The provisional finding by the Competition Commission means that BSkyB, which is 39 percent owned by Rupert Murdoch's News Corp., could be forced to sell part or all of its stake in ITV.
"BSkyB's shareholding in ITV would be likely to lead to a substantial lessening of competition by giving it the ability to influence ITV's strategy," the commission said in a statement.
However it added that it did not believe the stake raised competition concerns in regard to advertising or TV news, in contrast to concerns from media regulator Ofcom that the deal raised public issues about the plurality of TV news provision.
The commission said it will now "consult on possible remedies to address the adverse public interest finding, including possible divestment of the shareholding."
BSkyB bought the ITV stake in November 2006 for US$1.8 billion in a move that most analysts viewed as an attempt to prevent its pay-TV rival NTL Inc. from acquiring ITV.
NTL, which is now called Virgin Media after a merger with Richard Branson's Virgin Mobile, had announced shortly before BSkyB's move that it was in initial talks with ITV about an offer.
NTL and Branson, who are also embroiled in a separate dispute with BSkyB over content fees, complained bitterly about the maneuver.
Virgin Media said Tuesday that the provisional findings "are a major step towards addressing the problems caused by Sky's stake in ITV."
"Strong remedies are required to finally resolve the matter. Sky should not be permitted to remain in a position where there is any question whatsoever about its ability to influence ITV," it said in a statement.
BSkyB issued a brief statement saying it noted the announcement and would "continue to engage with the Commission during the remainder of this process." ITV, Britain's largest commercial television broadcaster, welcomed the findings and said it planned to review the possible remedies in detail.

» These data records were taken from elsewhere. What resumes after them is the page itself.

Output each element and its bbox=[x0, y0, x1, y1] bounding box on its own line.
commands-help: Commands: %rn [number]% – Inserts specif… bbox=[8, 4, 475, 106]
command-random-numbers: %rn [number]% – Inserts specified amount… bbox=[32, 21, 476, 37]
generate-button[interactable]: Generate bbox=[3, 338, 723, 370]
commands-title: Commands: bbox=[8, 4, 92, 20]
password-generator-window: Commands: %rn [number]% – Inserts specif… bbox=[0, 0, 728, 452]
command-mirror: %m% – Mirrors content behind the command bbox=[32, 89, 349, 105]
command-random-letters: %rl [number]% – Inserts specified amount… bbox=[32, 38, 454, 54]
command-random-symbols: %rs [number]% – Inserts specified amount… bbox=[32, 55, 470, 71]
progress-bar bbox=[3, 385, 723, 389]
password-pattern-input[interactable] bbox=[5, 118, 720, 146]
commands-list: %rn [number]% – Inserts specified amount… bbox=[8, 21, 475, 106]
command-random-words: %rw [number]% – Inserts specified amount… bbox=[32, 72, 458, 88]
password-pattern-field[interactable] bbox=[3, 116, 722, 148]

Those remedies could include the sale of the entire stake, the sale of part of the stake or the sale of part of the stake with behavioral changes, the commission said.
The watchdog said it was concerned that BSkyB's stake could allow it to block special resolutions proposed by ITV's management, noting a new strategic plan announced recently by ITV Chairman Michael Grade to expand its Internet and TV productions to bring in more viewers.
"BSkyB's ability to block a special resolution could effectively rule out some of ITV's strategic options by limiting ITV's ability to raise funds," it said.
The Competition Commission investigation is one of a series of regulatory investigations into BSkyB.
It is conducting a broad sweep of the domestic pay-TV market following complaints from companies, including Virgin Media, that BSkyB abuses its dominant market position via pricing and other means.
Ofcom is also considering whether to allow BSkyB to launch pay television services on terrestrial television.
The Competition Commission will make its final decision by Jan. 2, 2008.
BSkyB shares rose 0.5 percent to 687.5 pence (US$14.03; EUR9.86) on the London Stock Exchange.